The creature had a "large, modified leg (called a 'great appendage') at the front of their bodies" and reduced claws with "flexible whip-like flagella at their end," researchers said in an Oct. 29 news release from the University of Oxford.
"As well as having their beautiful and striking golden color, these fossils are spectacularly preserved," study author Luke Parry said. "They look as if they could just get up and scuttle away."
"The animals preserved in Beecher's Trilobite Bed lived in a hostile, low oxygen environment that allowed pyrite, commonly known as fool's gold, to replace parts of their bodies after they were buried in sediment, resulting in spectacular golden 3D fossils," according to the University of Oxford. "Pyrite is a very dense mineral, and so fossils from this layer can be CT scanned to reveal hidden details of their anatomy. This technique involves rotating the specimen while taking thousands of X-ray images, allowing the fossils to be reconstructed in three dimensions."
The reconstructions revealed a never-before-seen species of arthropod from a group called megacheirans, according to the study.
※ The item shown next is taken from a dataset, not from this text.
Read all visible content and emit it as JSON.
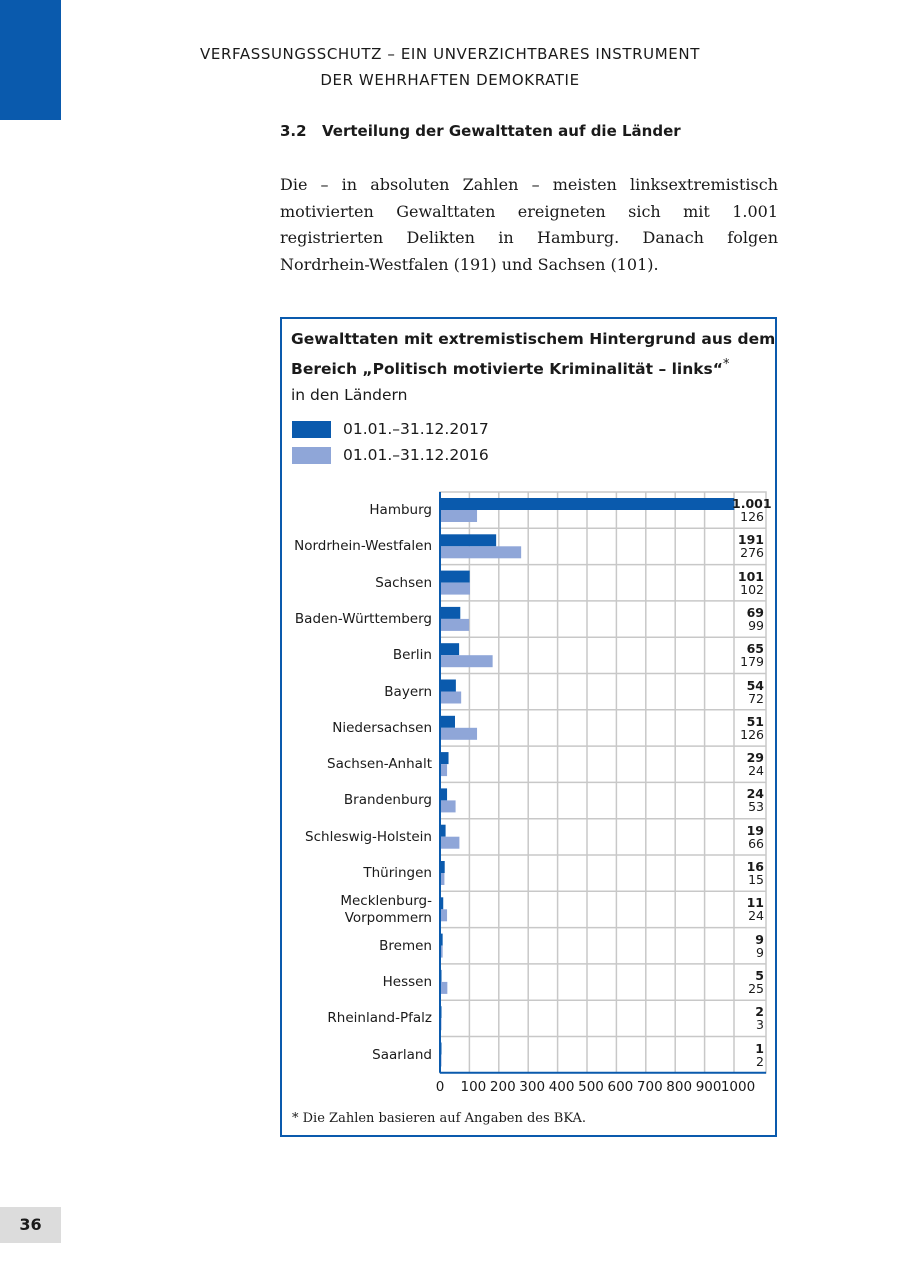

They are distant relatives to modern day spiders, scorpions and horseshoe crabs and lived 450 million years ago.
The new species was named Lomankus edgecombei, after researcher Gregory D. Edgecombe, according to the study. The genus derives from the Greek words "loma," meaning edge or border, and "ankos," meaning valley, which comes from the meaning of the name Edgecombe.
"Today, there are more species of arthropod than any other group of animals on Earth. Part of the key to this success is their highly adaptable head and its appendages, that has adapted to various challenges like a biological Swiss army knife," Parry said.
The species is unique because it seems to lack any eye structure, something that is present in other megacheirans, according to the study.
This adaptation suggests the great appendage was used for sensing and searching for food in the dark, as opposed to simply capturing prey, researchers said.
Megacheirans lived during the Cambrian Period and into the beginning of the Ordovician Period, researchers said, so this species can help scientists learn what the ocean environment was like during that time.
"These beautiful new fossils show a very clear plate on the underside of the head, associated with the mouth and flanked by the great appendages," study co-author Yu Liu said. "This is a very similar arrangement to the head of megacheirans from the early Cambrian of China except for the lack of eyes, suggesting that Lomankus probably lived in a deeper and darker niche than its Cambrian relatives."